Saturday, 1 January 2022

January 1, 2022, The First Day of the Rest of My Big Year: It’s Like Poetry.

The first day of my Cross Canada Adventure, here in Nova Scotia, began with a wild goose chase that resulted in my first bird of the year being a Rock Pigeon on the Wallace River Bridge.  I had been hoping to find a Pink-footed Goose, sitting on the ice in the river below.  Noooooop!  A photo had been taken of one and posted on eBird, but that had been on December 30, and it wasn’t re-found.  An inauspicious start to say the least.


                             Rock Pigeon, Species #1 of 2022




So, tail tucked firmly between my legs, I slunk back to Halifax.  I had driven 90 minutes from my hotel and it was a two hour return drive to Rainbow Haven Provincial Park, where I had scouted a Eurasian Wigeon the previous day.  Now things were starting to look up.  Not only was the tide out, but there were two of the Eurasian Wigeons walking around on the mudflats, right in front of my nose.  They were mixed in with the American Wigeons, but their reddish brown heads with stripe down the middle makes them stand out in a crowd.
       

                              Eurasian Wigeon:




The next stop was to revisit the female Tufted Duck, where I’d gone when I first arrived in Halifax.  I drove back to Sullivan’s Pond and it didn’t take long to spot the other target bird on my list.  This one is hanging around with Mallards, American Black Ducks and one hybrid farm duck.

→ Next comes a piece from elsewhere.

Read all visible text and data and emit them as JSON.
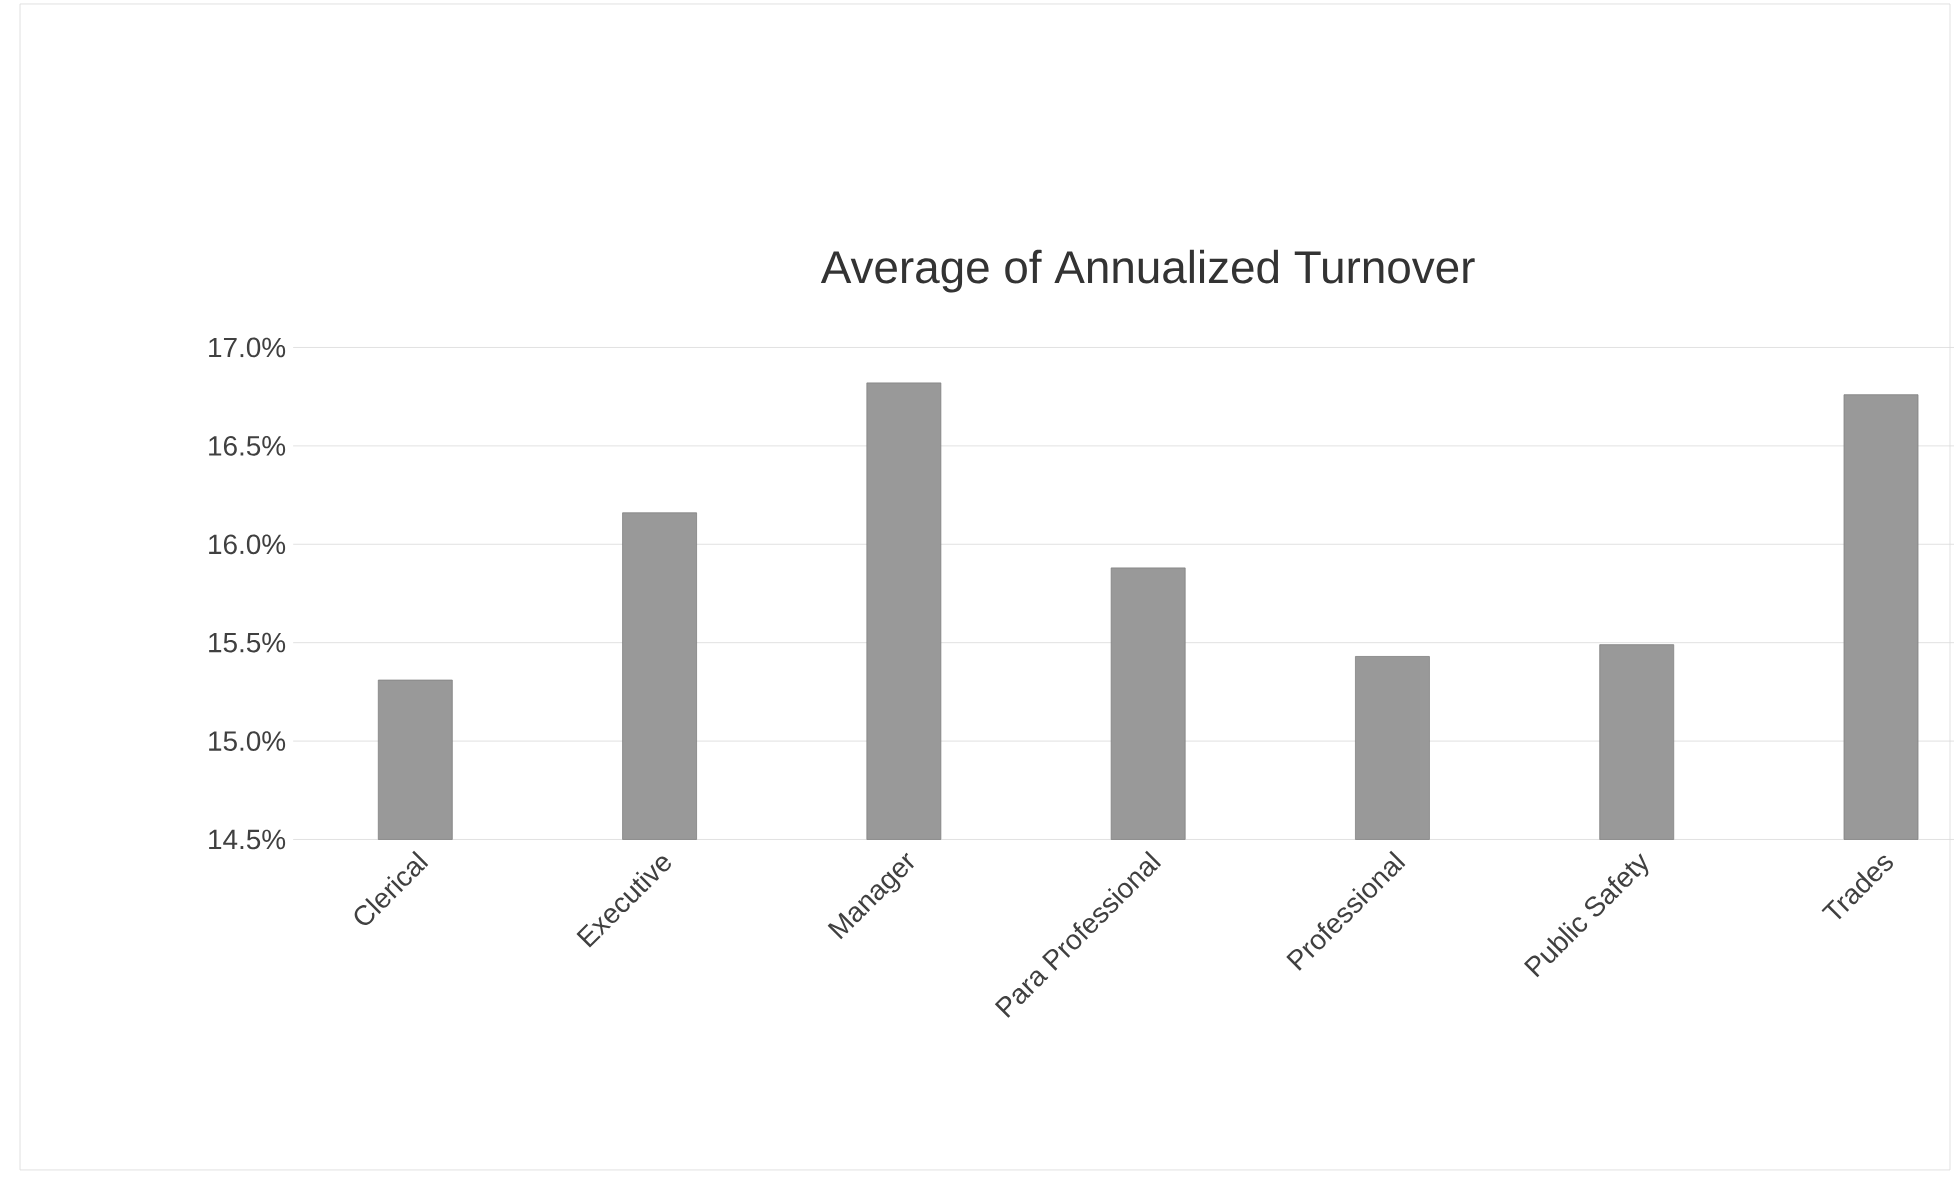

                            Female Tufted Duck:


                                Mixed-up Duck:


I spent the rest of the day looking through the fog for my real target bird, a Dovekie, a tiny seabird that was eluding me at every stop.  Finally, less than an hour before sunset on the first day of my 2022 Canada Big Year, I spotted a pair of them, about 200 meters off of Crystal Crescent Beach.  Ten years before, on the final day of my 2012 North American Big Year, I was on my way back from my final trip of the year and wanted to make a Dovekie the final bird of the year.  The Dovekie had other plans.  I searched the beaches of Cape May until after dark.  So, it’s kind of poetic justice that, as the sun was setting on the first day of a new Big Year, I would finally complete a mission begun10 years earlier.

                                                 Dovekie:





By the time I was heading back to my car, in the rain, I had completely forgotten that I had struck out on the Pink-footed Goose, 10 hours earlier. Ain’t birding grand!